After waiting for about 30 minutes, the bus that will take us to Tibet finally arrives. The vehicle stops about 100 feet way from the curb where we are waiting, so the Chinese couple and I have to scramble, carrying our heavy backpacks and bags to get to the bus (and this is not nice to my wounded knee). The bus driver will charge us 20 Yuan (less than US$3) for a 3 hour to Zhongdian. I am assigned to the seat furthest back, were I sit amongst a group of Chinese military grunts who chain smoke for the entire trip. I get to enjoy first class second hand smoking for 3 hours. Oh joy!
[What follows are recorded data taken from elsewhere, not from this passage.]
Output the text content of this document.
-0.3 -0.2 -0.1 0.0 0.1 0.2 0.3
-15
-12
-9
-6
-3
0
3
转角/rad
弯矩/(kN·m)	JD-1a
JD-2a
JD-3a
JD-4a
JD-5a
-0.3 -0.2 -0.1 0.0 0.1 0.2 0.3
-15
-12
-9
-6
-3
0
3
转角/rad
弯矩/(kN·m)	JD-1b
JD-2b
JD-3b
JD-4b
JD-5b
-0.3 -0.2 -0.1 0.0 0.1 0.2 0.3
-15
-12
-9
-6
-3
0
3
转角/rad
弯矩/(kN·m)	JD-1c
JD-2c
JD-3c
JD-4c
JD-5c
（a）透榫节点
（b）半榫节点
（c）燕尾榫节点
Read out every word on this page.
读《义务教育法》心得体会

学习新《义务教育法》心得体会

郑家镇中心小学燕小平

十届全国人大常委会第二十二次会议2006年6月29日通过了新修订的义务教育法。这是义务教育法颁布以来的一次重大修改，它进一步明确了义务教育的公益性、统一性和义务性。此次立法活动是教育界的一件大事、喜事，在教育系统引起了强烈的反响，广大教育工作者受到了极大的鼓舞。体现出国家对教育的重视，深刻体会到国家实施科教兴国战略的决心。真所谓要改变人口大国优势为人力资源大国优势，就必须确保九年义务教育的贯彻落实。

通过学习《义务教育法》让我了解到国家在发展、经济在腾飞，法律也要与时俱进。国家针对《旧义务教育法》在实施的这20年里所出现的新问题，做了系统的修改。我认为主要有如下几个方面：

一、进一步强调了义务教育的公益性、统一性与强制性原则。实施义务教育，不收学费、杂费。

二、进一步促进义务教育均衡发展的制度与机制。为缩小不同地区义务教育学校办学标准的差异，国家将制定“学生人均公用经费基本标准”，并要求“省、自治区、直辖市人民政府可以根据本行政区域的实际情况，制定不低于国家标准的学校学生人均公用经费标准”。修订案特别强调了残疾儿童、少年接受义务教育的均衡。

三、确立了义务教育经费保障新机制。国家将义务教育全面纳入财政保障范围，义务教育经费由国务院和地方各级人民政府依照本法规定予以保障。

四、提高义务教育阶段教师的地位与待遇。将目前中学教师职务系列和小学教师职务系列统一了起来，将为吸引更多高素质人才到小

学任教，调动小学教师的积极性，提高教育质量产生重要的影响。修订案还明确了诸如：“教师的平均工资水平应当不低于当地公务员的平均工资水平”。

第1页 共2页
Within the first hour drive, we must have climbed at least 1000 feet. It is significantly colder now and I must put my jacket on. The vegetation and architecture of the houses we see on the road have changed quite dramatically too. But most evident charge are the people. Looking thru the window, I see less and less Han Chinese going about their business. Instead, I see a new kind of people, who dress and look differently. I guess these must be the Tibetan. They are darker and have higher cheek bones than the Han and they dress in a much more traditional and colorful way. The landscape also has become more barren, with fewer vegetation and more rocks. The air is certainly dryer and my lips are beginning to crack.

Typical Tibetan Woman

I get to Zhongdian (or Shangrila) at dusk, and I am must confess that as I get off the bus at the local bus station, I am not impressed. Zhongdian looks more like a small bleak frontier outpost than anything else. The town is littered with small and ugly Soviet style concrete buildings. The roads and avenues are infested with old cars and trucks emitting large amount of fumes, and the Tibetan population seem as filthy and impolite as the people I saw in Xi’an. It does not take me long to begin to wonder what in the hell am I doing in this God forsaken place. With the backpack on my back, I begin to walk out of the bus station. All the other passengers that rode with me were quick to scatter and it seems that I do not attract much attention here. Well, events once again prove how wrong I am about things. As I walk outside of the gates of the bus station, this passing van comes to a screeching stop right in front of me and a Tibetan male head, wearing a cowboy head pops out of the driver’s side window. There is a loud sound of Tibetan hip hop basting out of van (things keep getting more bizarre by the minute), which prevents me from fully understanding the guy’s badly broken English. After a few repeated tries, I am able to gather that he is offering me a ride to a nearby hotel, where I’ll be able to arrange some shelter. I check my Rough Guide To China and it does seem that the bus station is pretty far outside the center of town. It is also getting dark and cold very quickly, and I am not very excited about wandering alone here in the outskirts of Zhongdian, so I decide the bite the bullet and hop in. The music inside the van is really loud and it takes a while for my mind to even begin to grasp the concept of Tibetan hip-hop. The driver is all smiles as I settle myself on the back. He must not be older than 25, and he is a full old west cowboy costume. He tries to have a conversation with me while he drives like a maniac thru the streets of the city, but he simply does not have enough English skills to build the most basic sentences. We both seem very frustrated about the language barrier, since he appears to be as curious about me as I am about him.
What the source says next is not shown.